Os defensores da situação atual também arguem o tombamento da cidade como Patrimônio Cultural da Humanidade — transformar, ainda que semanticamente, o Eixo Rodoviário seria ferir aquele estatuto. Novo equívoco. Brasília é tombada por sua magnífica configuração, não pelos padrões de uso dos seus espaços. Decerto a capital foi concebida à luz do "rodoviarismo" imperante nos anos de 1950: o grande impulso aos carros como mobilidade importante da cidade, calcado na indústria automobilística nascente no Brasil de então. Contudo, alçar esse tipo de mobilidade à condição de um de seus traços essenciais é mais que um erro: é ignorar a contribuição central de Lucio Costa ao remar contra a corrente funcionalista da arquitetura moderna, reinserindo a monumentalidade na escala da cidade, conferindo a Brasília a enorme força simbólica que tem — como, aliás, nenhuma outra proposta do Concurso do Plano Piloto de Brasília, do qual foi o vencedor, teria alcançado.
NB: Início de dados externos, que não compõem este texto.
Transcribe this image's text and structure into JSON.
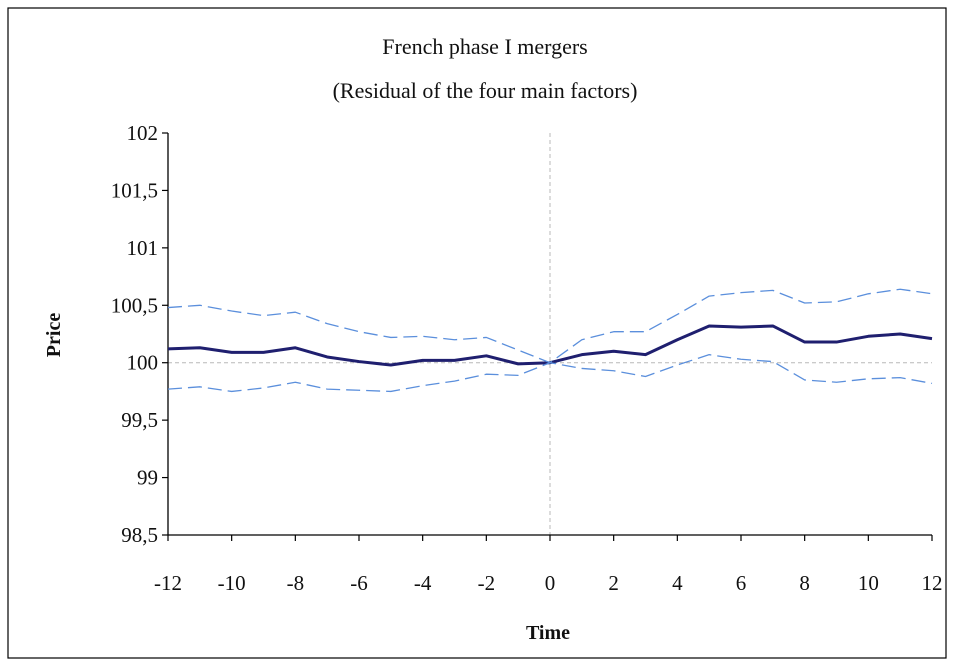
{
  "chart_data": {
    "type": "line",
    "title": "French phase I mergers",
    "subtitle": "(Residual of the four main factors)",
    "xlabel": "Time",
    "ylabel": "Price",
    "x": [
      -12,
      -11,
      -10,
      -9,
      -8,
      -7,
      -6,
      -5,
      -4,
      -3,
      -2,
      -1,
      0,
      1,
      2,
      3,
      4,
      5,
      6,
      7,
      8,
      9,
      10,
      11,
      12
    ],
    "xlim": [
      -12,
      12
    ],
    "ylim": [
      98.5,
      102
    ],
    "x_ticks": [
      "-12",
      "-10",
      "-8",
      "-6",
      "-4",
      "-2",
      "0",
      "2",
      "4",
      "6",
      "8",
      "10",
      "12"
    ],
    "x_tick_values": [
      -12,
      -10,
      -8,
      -6,
      -4,
      -2,
      0,
      2,
      4,
      6,
      8,
      10,
      12
    ],
    "y_ticks": [
      "98,5",
      "99",
      "99,5",
      "100",
      "100,5",
      "101",
      "101,5",
      "102"
    ],
    "y_tick_values": [
      98.5,
      99,
      99.5,
      100,
      100.5,
      101,
      101.5,
      102
    ],
    "reference_lines": {
      "vertical_x": 0,
      "horizontal_y": 100
    },
    "grid": false,
    "legend": "none",
    "series": [
      {
        "role": "estimate",
        "style": "solid",
        "color": "#1f1f6f",
        "values": [
          100.12,
          100.13,
          100.09,
          100.09,
          100.13,
          100.05,
          100.01,
          99.98,
          100.02,
          100.02,
          100.06,
          99.99,
          100.0,
          100.07,
          100.1,
          100.07,
          100.2,
          100.32,
          100.31,
          100.32,
          100.18,
          100.18,
          100.23,
          100.25,
          100.21
        ]
      },
      {
        "role": "upper-bound",
        "style": "dashed",
        "color": "#5b8fdc",
        "values": [
          100.48,
          100.5,
          100.45,
          100.41,
          100.44,
          100.34,
          100.27,
          100.22,
          100.23,
          100.2,
          100.22,
          100.11,
          100.0,
          100.2,
          100.27,
          100.27,
          100.42,
          100.58,
          100.61,
          100.63,
          100.52,
          100.53,
          100.6,
          100.64,
          100.6
        ]
      },
      {
        "role": "lower-bound",
        "style": "dashed",
        "color": "#5b8fdc",
        "values": [
          99.77,
          99.79,
          99.75,
          99.78,
          99.83,
          99.77,
          99.76,
          99.75,
          99.8,
          99.84,
          99.9,
          99.89,
          100.0,
          99.95,
          99.93,
          99.88,
          99.98,
          100.07,
          100.03,
          100.01,
          99.85,
          99.83,
          99.86,
          99.87,
          99.82
        ]
      }
    ]
  }
}
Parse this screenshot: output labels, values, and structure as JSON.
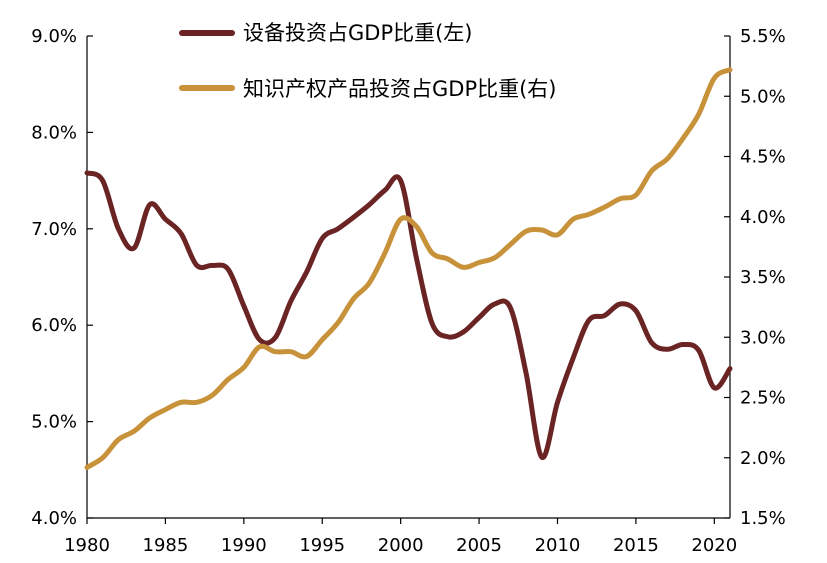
{
  "chart_data": {
    "type": "line",
    "title": "",
    "xlabel": "",
    "ylabel": "",
    "y2label": "",
    "xlim": [
      1980,
      2021
    ],
    "x_ticks": [
      "1980",
      "1985",
      "1990",
      "1995",
      "2000",
      "2005",
      "2010",
      "2015",
      "2020"
    ],
    "ylim": [
      4.0,
      9.0
    ],
    "y_ticks": [
      "4.0%",
      "5.0%",
      "6.0%",
      "7.0%",
      "8.0%",
      "9.0%"
    ],
    "y2lim": [
      1.5,
      5.5
    ],
    "y2_ticks": [
      "1.5%",
      "2.0%",
      "2.5%",
      "3.0%",
      "3.5%",
      "4.0%",
      "4.5%",
      "5.0%",
      "5.5%"
    ],
    "legend_position": "top-center",
    "grid": false,
    "series": [
      {
        "name": "设备投资占GDP比重(左)",
        "axis": "left",
        "color": "#6b2424",
        "x": [
          1980,
          1981,
          1982,
          1983,
          1984,
          1985,
          1986,
          1987,
          1988,
          1989,
          1990,
          1991,
          1992,
          1993,
          1994,
          1995,
          1996,
          1997,
          1998,
          1999,
          2000,
          2001,
          2002,
          2003,
          2004,
          2005,
          2006,
          2007,
          2008,
          2009,
          2010,
          2011,
          2012,
          2013,
          2014,
          2015,
          2016,
          2017,
          2018,
          2019,
          2020,
          2021
        ],
        "values": [
          7.58,
          7.5,
          7.0,
          6.8,
          7.25,
          7.1,
          6.95,
          6.62,
          6.62,
          6.58,
          6.2,
          5.85,
          5.87,
          6.25,
          6.55,
          6.9,
          7.0,
          7.12,
          7.25,
          7.4,
          7.5,
          6.7,
          6.02,
          5.88,
          5.93,
          6.08,
          6.22,
          6.18,
          5.5,
          4.63,
          5.2,
          5.66,
          6.05,
          6.1,
          6.22,
          6.15,
          5.82,
          5.75,
          5.8,
          5.74,
          5.35,
          5.55
        ]
      },
      {
        "name": "知识产权产品投资占GDP比重(右)",
        "axis": "right",
        "color": "#c8923a",
        "x": [
          1980,
          1981,
          1982,
          1983,
          1984,
          1985,
          1986,
          1987,
          1988,
          1989,
          1990,
          1991,
          1992,
          1993,
          1994,
          1995,
          1996,
          1997,
          1998,
          1999,
          2000,
          2001,
          2002,
          2003,
          2004,
          2005,
          2006,
          2007,
          2008,
          2009,
          2010,
          2011,
          2012,
          2013,
          2014,
          2015,
          2016,
          2017,
          2018,
          2019,
          2020,
          2021
        ],
        "values": [
          1.92,
          2.0,
          2.15,
          2.22,
          2.33,
          2.4,
          2.46,
          2.46,
          2.52,
          2.65,
          2.75,
          2.92,
          2.88,
          2.88,
          2.84,
          2.98,
          3.12,
          3.32,
          3.45,
          3.7,
          3.98,
          3.92,
          3.7,
          3.65,
          3.58,
          3.62,
          3.66,
          3.77,
          3.88,
          3.89,
          3.85,
          3.98,
          4.02,
          4.08,
          4.15,
          4.18,
          4.38,
          4.48,
          4.65,
          4.85,
          5.15,
          5.22
        ]
      }
    ]
  }
}
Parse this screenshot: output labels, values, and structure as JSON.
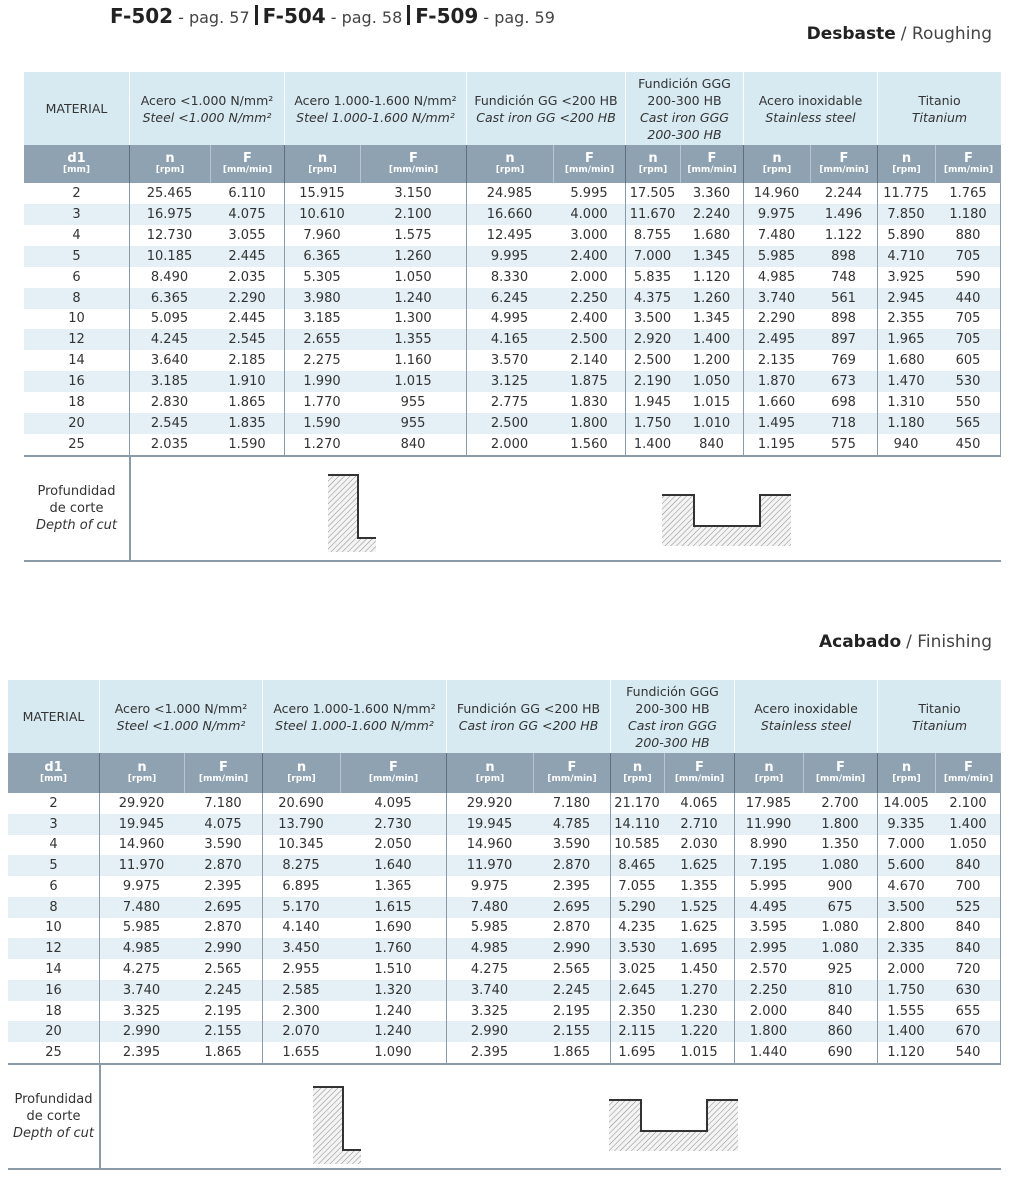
{
  "header": {
    "refs": [
      {
        "code": "F-502",
        "page": "- pag. 57"
      },
      {
        "code": "F-504",
        "page": "- pag. 58"
      },
      {
        "code": "F-509",
        "page": "- pag. 59"
      }
    ]
  },
  "columns": {
    "material": "MATERIAL",
    "materials": [
      {
        "es": "Acero <1.000 N/mm²",
        "en": "Steel <1.000 N/mm²"
      },
      {
        "es": "Acero 1.000-1.600 N/mm²",
        "en": "Steel 1.000-1.600 N/mm²"
      },
      {
        "es": "Fundición GG <200 HB",
        "en": "Cast iron GG <200 HB"
      },
      {
        "es": "Fundición GGG 200-300 HB",
        "en": "Cast iron GGG 200-300 HB"
      },
      {
        "es": "Acero inoxidable",
        "en": "Stainless steel"
      },
      {
        "es": "Titanio",
        "en": "Titanium"
      }
    ],
    "d1": "d1",
    "d1_unit": "[mm]",
    "n": "n",
    "n_unit": "[rpm]",
    "f": "F",
    "f_unit": "[mm/min]",
    "depth_es": [
      "Profundidad",
      "de corte"
    ],
    "depth_en": "Depth of cut"
  },
  "sections": [
    {
      "heading_bold": "Desbaste",
      "heading_rest": "/ Roughing",
      "rows": [
        [
          "2",
          "25.465",
          "6.110",
          "15.915",
          "3.150",
          "24.985",
          "5.995",
          "17.505",
          "3.360",
          "14.960",
          "2.244",
          "11.775",
          "1.765"
        ],
        [
          "3",
          "16.975",
          "4.075",
          "10.610",
          "2.100",
          "16.660",
          "4.000",
          "11.670",
          "2.240",
          "9.975",
          "1.496",
          "7.850",
          "1.180"
        ],
        [
          "4",
          "12.730",
          "3.055",
          "7.960",
          "1.575",
          "12.495",
          "3.000",
          "8.755",
          "1.680",
          "7.480",
          "1.122",
          "5.890",
          "880"
        ],
        [
          "5",
          "10.185",
          "2.445",
          "6.365",
          "1.260",
          "9.995",
          "2.400",
          "7.000",
          "1.345",
          "5.985",
          "898",
          "4.710",
          "705"
        ],
        [
          "6",
          "8.490",
          "2.035",
          "5.305",
          "1.050",
          "8.330",
          "2.000",
          "5.835",
          "1.120",
          "4.985",
          "748",
          "3.925",
          "590"
        ],
        [
          "8",
          "6.365",
          "2.290",
          "3.980",
          "1.240",
          "6.245",
          "2.250",
          "4.375",
          "1.260",
          "3.740",
          "561",
          "2.945",
          "440"
        ],
        [
          "10",
          "5.095",
          "2.445",
          "3.185",
          "1.300",
          "4.995",
          "2.400",
          "3.500",
          "1.345",
          "2.290",
          "898",
          "2.355",
          "705"
        ],
        [
          "12",
          "4.245",
          "2.545",
          "2.655",
          "1.355",
          "4.165",
          "2.500",
          "2.920",
          "1.400",
          "2.495",
          "897",
          "1.965",
          "705"
        ],
        [
          "14",
          "3.640",
          "2.185",
          "2.275",
          "1.160",
          "3.570",
          "2.140",
          "2.500",
          "1.200",
          "2.135",
          "769",
          "1.680",
          "605"
        ],
        [
          "16",
          "3.185",
          "1.910",
          "1.990",
          "1.015",
          "3.125",
          "1.875",
          "2.190",
          "1.050",
          "1.870",
          "673",
          "1.470",
          "530"
        ],
        [
          "18",
          "2.830",
          "1.865",
          "1.770",
          "955",
          "2.775",
          "1.830",
          "1.945",
          "1.015",
          "1.660",
          "698",
          "1.310",
          "550"
        ],
        [
          "20",
          "2.545",
          "1.835",
          "1.590",
          "955",
          "2.500",
          "1.800",
          "1.750",
          "1.010",
          "1.495",
          "718",
          "1.180",
          "565"
        ],
        [
          "25",
          "2.035",
          "1.590",
          "1.270",
          "840",
          "2.000",
          "1.560",
          "1.400",
          "840",
          "1.195",
          "575",
          "940",
          "450"
        ]
      ]
    },
    {
      "heading_bold": "Acabado",
      "heading_rest": "/ Finishing",
      "rows": [
        [
          "2",
          "29.920",
          "7.180",
          "20.690",
          "4.095",
          "29.920",
          "7.180",
          "21.170",
          "4.065",
          "17.985",
          "2.700",
          "14.005",
          "2.100"
        ],
        [
          "3",
          "19.945",
          "4.075",
          "13.790",
          "2.730",
          "19.945",
          "4.785",
          "14.110",
          "2.710",
          "11.990",
          "1.800",
          "9.335",
          "1.400"
        ],
        [
          "4",
          "14.960",
          "3.590",
          "10.345",
          "2.050",
          "14.960",
          "3.590",
          "10.585",
          "2.030",
          "8.990",
          "1.350",
          "7.000",
          "1.050"
        ],
        [
          "5",
          "11.970",
          "2.870",
          "8.275",
          "1.640",
          "11.970",
          "2.870",
          "8.465",
          "1.625",
          "7.195",
          "1.080",
          "5.600",
          "840"
        ],
        [
          "6",
          "9.975",
          "2.395",
          "6.895",
          "1.365",
          "9.975",
          "2.395",
          "7.055",
          "1.355",
          "5.995",
          "900",
          "4.670",
          "700"
        ],
        [
          "8",
          "7.480",
          "2.695",
          "5.170",
          "1.615",
          "7.480",
          "2.695",
          "5.290",
          "1.525",
          "4.495",
          "675",
          "3.500",
          "525"
        ],
        [
          "10",
          "5.985",
          "2.870",
          "4.140",
          "1.690",
          "5.985",
          "2.870",
          "4.235",
          "1.625",
          "3.595",
          "1.080",
          "2.800",
          "840"
        ],
        [
          "12",
          "4.985",
          "2.990",
          "3.450",
          "1.760",
          "4.985",
          "2.990",
          "3.530",
          "1.695",
          "2.995",
          "1.080",
          "2.335",
          "840"
        ],
        [
          "14",
          "4.275",
          "2.565",
          "2.955",
          "1.510",
          "4.275",
          "2.565",
          "3.025",
          "1.450",
          "2.570",
          "925",
          "2.000",
          "720"
        ],
        [
          "16",
          "3.740",
          "2.245",
          "2.585",
          "1.320",
          "3.740",
          "2.245",
          "2.645",
          "1.270",
          "2.250",
          "810",
          "1.750",
          "630"
        ],
        [
          "18",
          "3.325",
          "2.195",
          "2.300",
          "1.240",
          "3.325",
          "2.195",
          "2.350",
          "1.230",
          "2.000",
          "840",
          "1.555",
          "655"
        ],
        [
          "20",
          "2.990",
          "2.155",
          "2.070",
          "1.240",
          "2.990",
          "2.155",
          "2.115",
          "1.220",
          "1.800",
          "860",
          "1.400",
          "670"
        ],
        [
          "25",
          "2.395",
          "1.865",
          "1.655",
          "1.090",
          "2.395",
          "1.865",
          "1.695",
          "1.015",
          "1.440",
          "690",
          "1.120",
          "540"
        ]
      ]
    }
  ]
}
Quase 12 anos atrás, em 6 de dezembro de 2011, publiquei um artigo neste Correio Braziliense intitulado O rei está nu! sobre o mesmo tema. No dia seguinte, Conceição Freitas repercutiu o artigo e escreveu ao final: "Será que nos anos 2020 o Eixão continuará matando brasilienses sem que ninguém com suficiente coragem e determinação tenha feito algo para romper esse ciclo de tragédias? É bem provável que sim". Estamos em 2023. Além da excelente jornalista que é, apaixonada (como eu) pela cidade, Conceição revelou-se tristemente profeta: sim senhor, a resposta é "sim!".